Will Roe's blog

Anaλysis Paraλysis » Archives

There are two main ways to build strings in Clojure: str and format. str essentially does string concatenation like this:

(str "This is a sentence with " some " variables ")

I find str forms somewhat unreadable, especially on one line. They require the reader to mentally keep track of quote marks and spaces around variables.

On the other hand, format offers a fully-featured string interpolation function using Java’s Formatter class:

(format "This string has another string: %s in it and a number: %.2f"
         "hello!"
         30.1)

In ruby we might use string interpolation thus:

def str_interpolate name, profession, born
  puts "The person named #{name} works as a #{profession} and was born in #{born}"
end

str_interpolate "Ethel Smyth", "Composer", 1858

The advantage of string interpolation like this is how readable the code can be.

The problem with prefering format over str is the difference in performance. format is a lot more complex and if all you’re doing is string concatenation, then it’ll not do the job as quickly as str does (which uses a StringBuilder under the hood).

Benchmarks!

The following code uses the Criterium library aliased to bench.

First let’s define a function using str and benchmark it:

(defn str-concat-fun
  [name profession born]
  (str "The person named "
       name
       " works as a "
       profession
       " and was born in "
       born))

(bench/bench (str-concat-fun name profession born))

Which results in (256ns):

Evaluation count : 241104540 in 60 samples of 4018409 calls.
             Execution time mean : 256.236563 ns
    Execution time std-deviation : 4.617404 ns
   Execution time lower quantile : 250.226629 ns ( 2.5%)
   Execution time upper quantile : 266.339191 ns (97.5%)
                   Overhead used : 1.166050 ns

Found 5 outliers in 60 samples (8.3333 %)
        low-severe       5 (8.3333 %)
 Variance from outliers : 7.7764 % Variance is slightly inflated by outliers

Now let’s check the format version:

(defn format-fun
  [name profession born]
  (format "The person named %s works as a %s and was born in %d"
          name
          profession
          born))

(bench/bench (format-fun name profession born))

Which results in (1.7µs):

Evaluation count : 34997760 in 60 samples of 583296 calls.
             Execution time mean : 1.703759 µs
    Execution time std-deviation : 36.732362 ns
   Execution time lower quantile : 1.663752 µs ( 2.5%)
   Execution time upper quantile : 1.779579 µs (97.5%)
                   Overhead used : 1.166050 ns

Found 2 outliers in 60 samples (3.3333 %)
        low-severe       2 (3.3333 %)
 Variance from outliers : 9.4397 % Variance is slightly inflated by outliers

That’s not good, but not entirely unexpected. An order of magnitude slower to use format for string contatenation tasks like this.
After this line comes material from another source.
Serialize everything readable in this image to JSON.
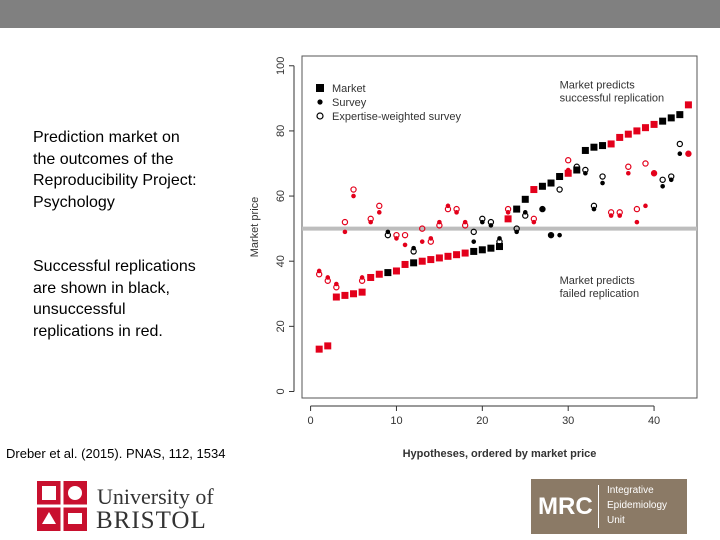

One of the advantages of Clojure is the promise of powerful, expressive abstractions and not having to compromise on those abstractions to achieve performance. In a blog post about string interpolation in Clojure, Chas Emerick proposes a macro for simple string interpolation that would behave much like Ruby’s does. This has made its way into the core.incubator project and can be used in projects today.

To require it, add core.incubator to your project’s dependencies and add the following to any namespace that needs it:

(ns example...)
  (:require [clojure.core.strint :refer [<<]]))

So now we can define a function like the others using this new macro:

(defn interpolation-fun
  [name profession born]
  (<< "The person named ~{name} works as a ~{profession} and was born in ~{born}"))

(bench/bench (interpolation-fun name profession born))

And this results in (272ns):

Evaluation count : 222317940 in 60 samples of 3705299 calls.
             Execution time mean : 271.580867 ns
    Execution time std-deviation : 2.117763 ns
   Execution time lower quantile : 267.593081 ns ( 2.5%)
   Execution time upper quantile : 274.826087 ns (97.5%)
                   Overhead used : 1.166050 ns

Not bad! Ever so slightly slower than the str version but a performance penalty well worth paying for to get more expressive string interpolation I feel.